From: "J. Bruce Fields" <bfields@redhat.com>
To: linux-nfs@vger.kernel.org
Cc: Christoph Hellwig <hch@infradead.org>,
"J. Bruce Fields" <bfields@redhat.com>
Subject: [PATCH 36/52] nfsd4: allow large readdirs
Date: Thu, 22 May 2014 15:32:11 -0400 [thread overview]
Message-ID: <1400787148-25941-37-git-send-email-bfields@redhat.com> (raw)
In-Reply-To: <1400787148-25941-1-git-send-email-bfields@redhat.com>
From: "J. Bruce Fields" <bfields@redhat.com>
Currently we limit readdir results to a single page.
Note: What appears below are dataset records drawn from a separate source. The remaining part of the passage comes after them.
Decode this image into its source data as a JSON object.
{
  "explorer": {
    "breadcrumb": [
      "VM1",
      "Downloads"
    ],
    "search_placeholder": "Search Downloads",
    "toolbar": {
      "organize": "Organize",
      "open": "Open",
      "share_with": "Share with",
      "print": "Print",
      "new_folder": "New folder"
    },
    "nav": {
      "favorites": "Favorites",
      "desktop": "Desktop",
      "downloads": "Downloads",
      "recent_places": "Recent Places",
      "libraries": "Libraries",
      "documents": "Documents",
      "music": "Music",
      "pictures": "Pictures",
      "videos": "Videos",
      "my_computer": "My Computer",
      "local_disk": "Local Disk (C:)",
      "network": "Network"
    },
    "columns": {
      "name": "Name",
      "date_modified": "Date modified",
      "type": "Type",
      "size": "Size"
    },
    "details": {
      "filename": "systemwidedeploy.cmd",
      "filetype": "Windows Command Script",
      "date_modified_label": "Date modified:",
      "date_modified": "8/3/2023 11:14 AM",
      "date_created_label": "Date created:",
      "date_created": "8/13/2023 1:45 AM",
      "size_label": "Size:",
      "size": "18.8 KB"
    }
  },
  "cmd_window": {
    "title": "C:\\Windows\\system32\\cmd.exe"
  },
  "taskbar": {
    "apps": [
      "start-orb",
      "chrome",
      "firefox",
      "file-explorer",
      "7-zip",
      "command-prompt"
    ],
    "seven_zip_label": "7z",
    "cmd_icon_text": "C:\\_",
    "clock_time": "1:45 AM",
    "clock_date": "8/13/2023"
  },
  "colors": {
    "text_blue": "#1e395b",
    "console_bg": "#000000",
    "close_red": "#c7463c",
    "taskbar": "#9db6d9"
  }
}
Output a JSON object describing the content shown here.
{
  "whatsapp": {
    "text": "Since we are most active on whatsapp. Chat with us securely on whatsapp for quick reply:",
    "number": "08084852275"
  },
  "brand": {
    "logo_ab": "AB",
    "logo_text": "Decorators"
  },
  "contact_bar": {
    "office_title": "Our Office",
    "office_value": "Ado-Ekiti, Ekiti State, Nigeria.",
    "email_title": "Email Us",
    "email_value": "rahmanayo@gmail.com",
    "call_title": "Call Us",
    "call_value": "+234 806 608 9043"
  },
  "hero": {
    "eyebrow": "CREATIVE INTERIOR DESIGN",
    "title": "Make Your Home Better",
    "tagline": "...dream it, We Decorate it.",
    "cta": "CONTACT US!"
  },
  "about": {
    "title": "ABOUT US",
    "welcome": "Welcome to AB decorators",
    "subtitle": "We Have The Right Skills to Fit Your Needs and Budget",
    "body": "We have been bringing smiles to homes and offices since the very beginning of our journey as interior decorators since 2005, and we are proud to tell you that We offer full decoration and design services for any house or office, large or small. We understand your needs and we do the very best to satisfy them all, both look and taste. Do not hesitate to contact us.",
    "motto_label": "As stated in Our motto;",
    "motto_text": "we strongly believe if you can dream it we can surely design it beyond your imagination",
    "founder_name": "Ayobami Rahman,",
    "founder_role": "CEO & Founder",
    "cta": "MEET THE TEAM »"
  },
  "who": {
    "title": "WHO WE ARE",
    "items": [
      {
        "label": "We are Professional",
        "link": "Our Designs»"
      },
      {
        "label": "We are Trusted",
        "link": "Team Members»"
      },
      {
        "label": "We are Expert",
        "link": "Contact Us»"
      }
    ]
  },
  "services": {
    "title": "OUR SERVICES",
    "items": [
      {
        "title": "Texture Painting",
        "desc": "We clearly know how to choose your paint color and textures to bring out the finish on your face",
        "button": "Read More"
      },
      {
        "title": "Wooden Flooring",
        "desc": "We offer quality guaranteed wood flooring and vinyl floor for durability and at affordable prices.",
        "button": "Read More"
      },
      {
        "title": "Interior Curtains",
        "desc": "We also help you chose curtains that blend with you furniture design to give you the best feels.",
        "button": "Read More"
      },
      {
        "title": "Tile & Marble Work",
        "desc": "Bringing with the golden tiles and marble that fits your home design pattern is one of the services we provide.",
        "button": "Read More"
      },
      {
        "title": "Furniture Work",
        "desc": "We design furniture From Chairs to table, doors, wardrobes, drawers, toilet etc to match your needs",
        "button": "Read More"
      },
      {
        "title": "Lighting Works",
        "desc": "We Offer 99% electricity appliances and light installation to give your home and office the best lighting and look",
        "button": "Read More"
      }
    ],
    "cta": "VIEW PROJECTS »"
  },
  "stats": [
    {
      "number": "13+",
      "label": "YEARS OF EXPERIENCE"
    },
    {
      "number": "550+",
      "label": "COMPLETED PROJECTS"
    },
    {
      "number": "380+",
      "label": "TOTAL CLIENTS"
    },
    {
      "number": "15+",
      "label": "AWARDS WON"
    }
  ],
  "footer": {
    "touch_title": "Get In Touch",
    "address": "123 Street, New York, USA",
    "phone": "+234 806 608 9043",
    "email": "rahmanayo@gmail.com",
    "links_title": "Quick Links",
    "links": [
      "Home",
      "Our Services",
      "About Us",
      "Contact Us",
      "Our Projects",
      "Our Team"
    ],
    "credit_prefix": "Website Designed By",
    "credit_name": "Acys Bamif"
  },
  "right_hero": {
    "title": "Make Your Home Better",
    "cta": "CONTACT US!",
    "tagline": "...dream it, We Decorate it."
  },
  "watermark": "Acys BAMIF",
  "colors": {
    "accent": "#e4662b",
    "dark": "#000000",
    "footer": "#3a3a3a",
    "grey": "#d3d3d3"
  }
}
This can result in
a performance regression compared to NFSv3 when reading large
directories.
Signed-off-by: J. Bruce Fields <bfields@redhat.com>
---
fs/nfsd/nfs4proc.c | 9 ++--
fs/nfsd/nfs4xdr.c | 137 +++++++++++++++++++++++++++++------------------------
fs/nfsd/xdr4.h | 5 +-
3 files changed, 82 insertions(+), 69 deletions(-)
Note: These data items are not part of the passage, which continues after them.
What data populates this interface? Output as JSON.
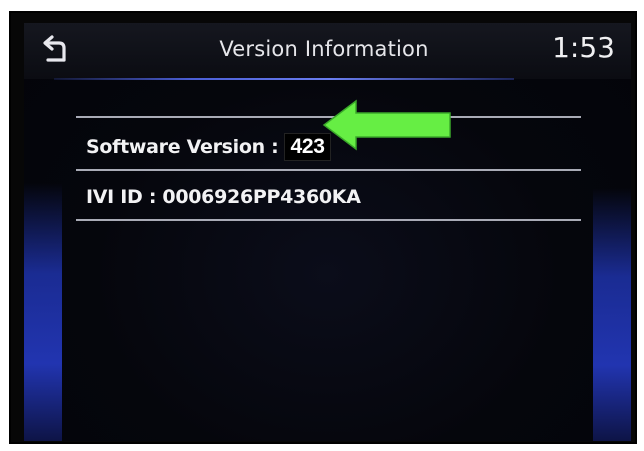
{
  "header": {
    "title": "Version Information",
    "clock": "1:53",
    "back_icon": "back-arrow-icon"
  },
  "info": {
    "software_version_label": "Software Version :",
    "software_version_value": "423",
    "ivi_id": "IVI ID : 0006926PP4360KA"
  },
  "annotation": {
    "arrow_icon": "green-arrow-icon",
    "arrow_color": "#66ee44"
  },
  "colors": {
    "accent_blue": "#3a4fd0",
    "divider": "#a9abb6"
  }
}
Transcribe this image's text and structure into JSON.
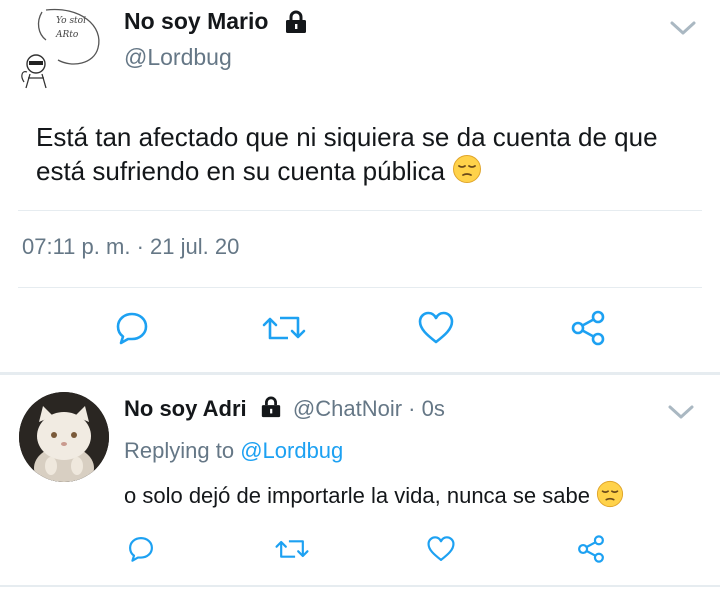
{
  "main_tweet": {
    "author_name": "No soy Mario",
    "author_handle": "@Lordbug",
    "avatar_caption": "Yo stoi ARto",
    "text": "Está tan afectado que ni siquiera se da cuenta de que está sufriendo en su cuenta pública",
    "emoji": "pensive-face",
    "time": "07:11 p. m.",
    "separator": "·",
    "date": "21 jul. 20",
    "actions": [
      "reply-icon",
      "retweet-icon",
      "like-icon",
      "share-icon"
    ]
  },
  "reply": {
    "author_name": "No soy Adri",
    "author_handle": "@ChatNoir",
    "separator": "·",
    "time": "0s",
    "replying_label": "Replying to",
    "replying_to": "@Lordbug",
    "text": "o solo dejó de importarle la vida, nunca se sabe",
    "emoji": "pensive-face",
    "actions": [
      "reply-icon",
      "retweet-icon",
      "like-icon",
      "share-icon"
    ]
  },
  "colors": {
    "text": "#14171a",
    "muted": "#657786",
    "accent": "#1da1f2",
    "divider": "#e6ecf0",
    "action_icon": "#1da1f2"
  }
}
diff --git a/fs/nfsd/nfs4proc.c b/fs/nfsd/nfs4proc.c
index e1196ed..f56f5e3 100644
--- a/fs/nfsd/nfs4proc.c
+++ b/fs/nfsd/nfs4proc.c
@@ -1502,13 +1502,14 @@ static inline u32 nfsd4_read_rsize(struct svc_rqst *rqstp, struct nfsd4_op *op)
static inline u32 nfsd4_readdir_rsize(struct svc_rqst *rqstp, struct nfsd4_op *op)
{
+ u32 maxcount = svc_max_payload(rqstp);
u32 rlen = op->u.readdir.rd_maxcount;
- if (rlen > PAGE_SIZE)
- rlen = PAGE_SIZE;
+ if (rlen > maxcount)
+ rlen = maxcount;
- return (op_encode_hdr_size + op_encode_verifier_maxsz)
- * sizeof(__be32) + rlen;
+ return (op_encode_hdr_size + op_encode_verifier_maxsz +
+ XDR_QUADLEN(rlen)) * sizeof(__be32);
}
static inline u32 nfsd4_remove_rsize(struct svc_rqst *rqstp, struct nfsd4_op *op)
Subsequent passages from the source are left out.